El día transcurría con normalidad, sin nada especialmente llamativo. Las clases de la mañana habían sido como cualquier otra, y ahora, tras el recreo, esperaba con ansias la clase de historia. Mientras estaba sentado en mi lugar esperando a que llegara Adriana, no esperaba que algo tan simple pudiera descolocarme por completo.
Adriana entró al salón y, mientras impulsaba su silla de ruedas hacia el escritorio, un detalle llamó mi atención de inmediato: llevaba sandalias.
Me tomó por sorpresa. Hasta ahora, jamás la había visto con un calzado que dejara al descubierto sus pies. Siempre usaba zapatos cerrados, sobrios y prácticos, como si fuera una regla autoimpuesta.
Sus pies, que hasta entonces habían sido un misterio para mí, se veían cuidados, con uñas prolijas y una piel suave a la vista. Por momentos, sentía que mi mirada se desviaba involuntariamente hacia sus pies que descansaban con naturalidad sobre el reposapiés de la silla de ruedas. Me reprochaba a mí mismo por hacerlo, sintiéndome culpable y temiendo que ella o alguien más lo notara, pero al mismo tiempo, era imposible evitarlo.
Un cúmulo de emociones se arremolinaba en mi pecho: fascinación, sorpresa, una especie de euforia silenciosa, pero también ansiedad. Fueron los mismos sentimientos que experimenté durante el jeans day, cuando algunas de mis compañeras vinieron al colegio en sandalias. Hoy, sin embargo, dichos sentimientos se manifestaron con una intensidad mayor por tratarse de Adriana.
Me sentí como si hubiera abierto sin querer una puerta prohibida. No era solo la sorpresa de ver sus pies; era la sensación de estar viendo algo íntimo, como si ese pequeño detalle revelara un aspecto que hasta ahora ella había preferido mantener a resguardo.
Cuando la clase terminó y Adriana salió del aula, me quedé sentado un rato, tratando de recomponerme. Ella no tenía idea del caos que acababa de desatar en mí.
Un par de días después, descubriría el porqué de dicha elección de calzado.
Yo estaba sentado en un banco, disfrutando de la brisa de la mañana y observando distraídamente a los demás estudiantes mientras dejaba que mis pensamientos vagaran. Fue entonces cuando vi a Adriana acercarse.
—¡Sebastián! —me saludó con su habitual calidez, sonriéndome mientras se detenía frente a mí.
—¡Hola, profe! —respondí, devolviéndole la sonrisa.
Se detuvo junto a mi banco y comenzamos a hablar sobre cosas triviales: la clase de historia, el examen de la próxima semana, una tontería que alguien había dicho en clase y que nos hizo reír. Todo era cada vez más natural entre nosotros, al punto que a veces me olvidaba de todo lo que había cambiado desde que regresó al colegio hacía unas semanas.

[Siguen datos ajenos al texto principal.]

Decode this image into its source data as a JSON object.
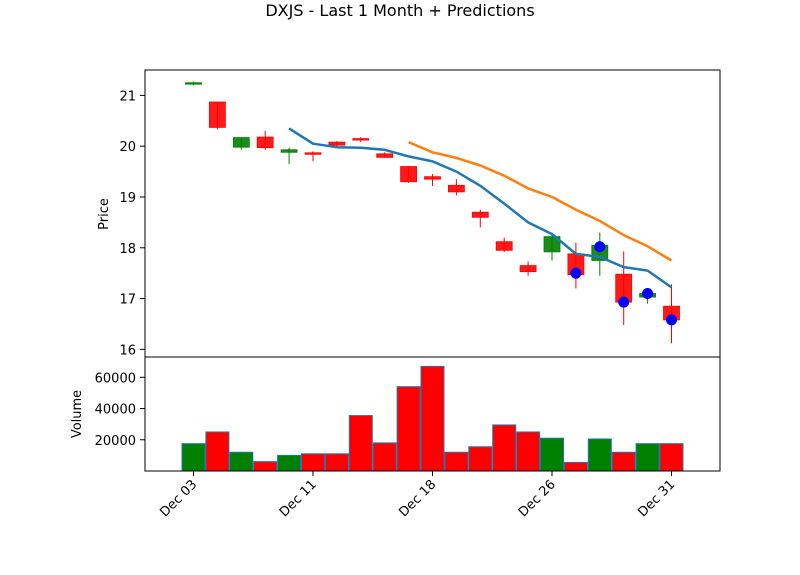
{
  "chart_data": {
    "type": "candlestick",
    "title": "DXJS - Last 1 Month + Predictions",
    "x_tick_labels": [
      "Dec 03",
      "Dec 11",
      "Dec 18",
      "Dec 26",
      "Dec 31"
    ],
    "x_tick_index": [
      0,
      5,
      10,
      15,
      20
    ],
    "price_panel": {
      "ylabel": "Price",
      "ylim": [
        15.85,
        21.5
      ],
      "yticks": [
        16,
        17,
        18,
        19,
        20,
        21
      ],
      "candles": [
        {
          "o": 21.25,
          "h": 21.27,
          "l": 21.2,
          "c": 21.25
        },
        {
          "o": 20.87,
          "h": 20.87,
          "l": 20.33,
          "c": 20.37
        },
        {
          "o": 19.98,
          "h": 20.17,
          "l": 19.93,
          "c": 20.17
        },
        {
          "o": 20.18,
          "h": 20.3,
          "l": 19.93,
          "c": 19.97
        },
        {
          "o": 19.88,
          "h": 19.97,
          "l": 19.65,
          "c": 19.93
        },
        {
          "o": 19.87,
          "h": 19.9,
          "l": 19.7,
          "c": 19.85
        },
        {
          "o": 20.08,
          "h": 20.1,
          "l": 20.0,
          "c": 20.02
        },
        {
          "o": 20.15,
          "h": 20.18,
          "l": 20.08,
          "c": 20.12
        },
        {
          "o": 19.85,
          "h": 19.88,
          "l": 19.77,
          "c": 19.78
        },
        {
          "o": 19.6,
          "h": 19.6,
          "l": 19.28,
          "c": 19.3
        },
        {
          "o": 19.4,
          "h": 19.45,
          "l": 19.22,
          "c": 19.35
        },
        {
          "o": 19.23,
          "h": 19.35,
          "l": 19.03,
          "c": 19.1
        },
        {
          "o": 18.7,
          "h": 18.75,
          "l": 18.4,
          "c": 18.6
        },
        {
          "o": 18.12,
          "h": 18.2,
          "l": 17.92,
          "c": 17.95
        },
        {
          "o": 17.65,
          "h": 17.73,
          "l": 17.45,
          "c": 17.53
        },
        {
          "o": 17.92,
          "h": 18.3,
          "l": 17.75,
          "c": 18.22
        },
        {
          "o": 17.88,
          "h": 18.1,
          "l": 17.2,
          "c": 17.47
        },
        {
          "o": 17.75,
          "h": 18.3,
          "l": 17.45,
          "c": 18.05
        },
        {
          "o": 17.48,
          "h": 17.93,
          "l": 16.48,
          "c": 16.93
        },
        {
          "o": 17.03,
          "h": 17.15,
          "l": 16.9,
          "c": 17.1
        },
        {
          "o": 16.85,
          "h": 17.28,
          "l": 16.12,
          "c": 16.58
        }
      ],
      "line_blue": {
        "start_index": 4,
        "values": [
          20.35,
          20.05,
          19.98,
          19.97,
          19.93,
          19.8,
          19.7,
          19.5,
          19.22,
          18.87,
          18.5,
          18.27,
          17.88,
          17.82,
          17.62,
          17.55,
          17.22
        ]
      },
      "line_orange": {
        "start_index": 9,
        "values": [
          20.08,
          19.88,
          19.77,
          19.62,
          19.42,
          19.17,
          19.0,
          18.75,
          18.53,
          18.25,
          18.03,
          17.75
        ]
      },
      "prediction_points": [
        {
          "index": 16,
          "value": 17.5
        },
        {
          "index": 17,
          "value": 18.02
        },
        {
          "index": 18,
          "value": 16.93
        },
        {
          "index": 19,
          "value": 17.1
        },
        {
          "index": 20,
          "value": 16.58
        }
      ]
    },
    "volume_panel": {
      "ylabel": "Volume",
      "ylim": [
        0,
        73000
      ],
      "yticks": [
        20000,
        40000,
        60000
      ],
      "values": [
        17500,
        25000,
        12000,
        6000,
        10000,
        11000,
        11000,
        35500,
        18000,
        54000,
        67000,
        12000,
        15500,
        29500,
        25000,
        21000,
        5500,
        20500,
        12000,
        17500,
        17500
      ]
    },
    "colors": {
      "up": "#008000",
      "down": "#ff0000",
      "line_blue": "#1f77b4",
      "line_orange": "#ff7f0e",
      "point": "#0000ff"
    }
  }
}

Cuando aún estaba un poco lejos, ya había notado que llevaba sandalias de nuevo. Sentí una mezcla de emociones similar a la que había experimentado anteayer, pero mucho menos intensa; al fin y al cabo, ya no era algo completamente inesperado como aquella vez. Sin embargo, ahora que estaba junto a mí, detallé algo más: sus pies estaban hinchados.
No era una hinchazón leve; era bastante notoria, imposible de ignorar. Sabía que esta era una de las muchas consecuencias de una lesión medular, pero no sabía exactamente por qué ocurría.

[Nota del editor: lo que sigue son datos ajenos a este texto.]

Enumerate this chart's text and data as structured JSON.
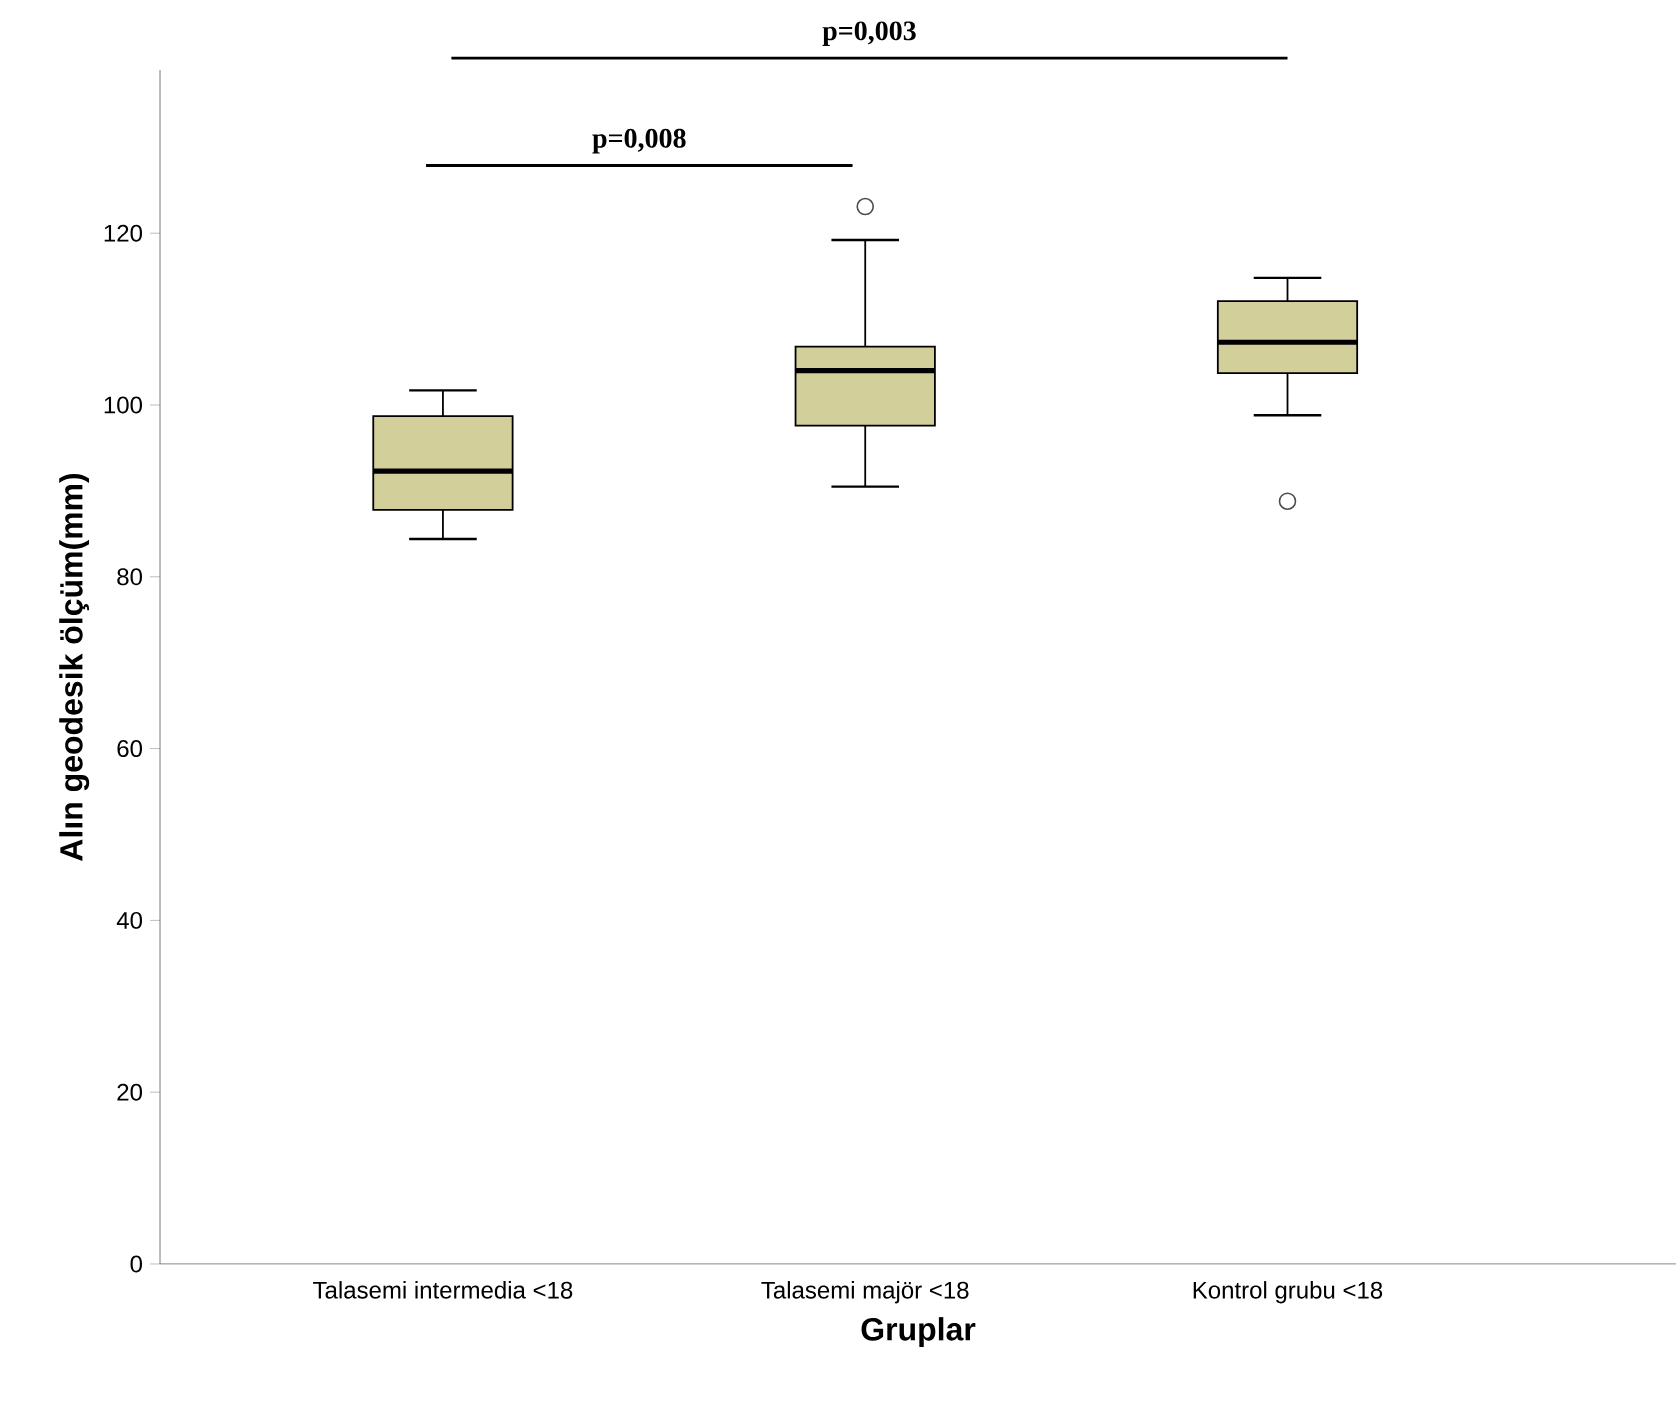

Mi primera reacción fue apartar la vista. Miré hacia otro lado, fingiendo interés en unos pájaros que picoteaban el pasto. Pero, sin poder evitarlo, mis ojos volvían cada tanto, en ráfagas breves y furtivas, como si mi curiosidad tuviera vida propia. Me sentía avergonzado por ello. Como si estuviera invadiendo algo íntimo, aunque solo fuera con la mirada.
Me recosté un poco en el respaldo del banco, cruzando los brazos como si así pudiera controlar mis propios impulsos. Sentía que las palabras se acumulaban en mi garganta, pero el miedo a parecer entrometido me mantenía en silencio.
A ratos, mientras ella hablaba, asentía con la cabeza, pero con la mente en otra parte. ¿Estaría bien? ¿Le dolería? ¿Se habría dado cuenta de que la observé?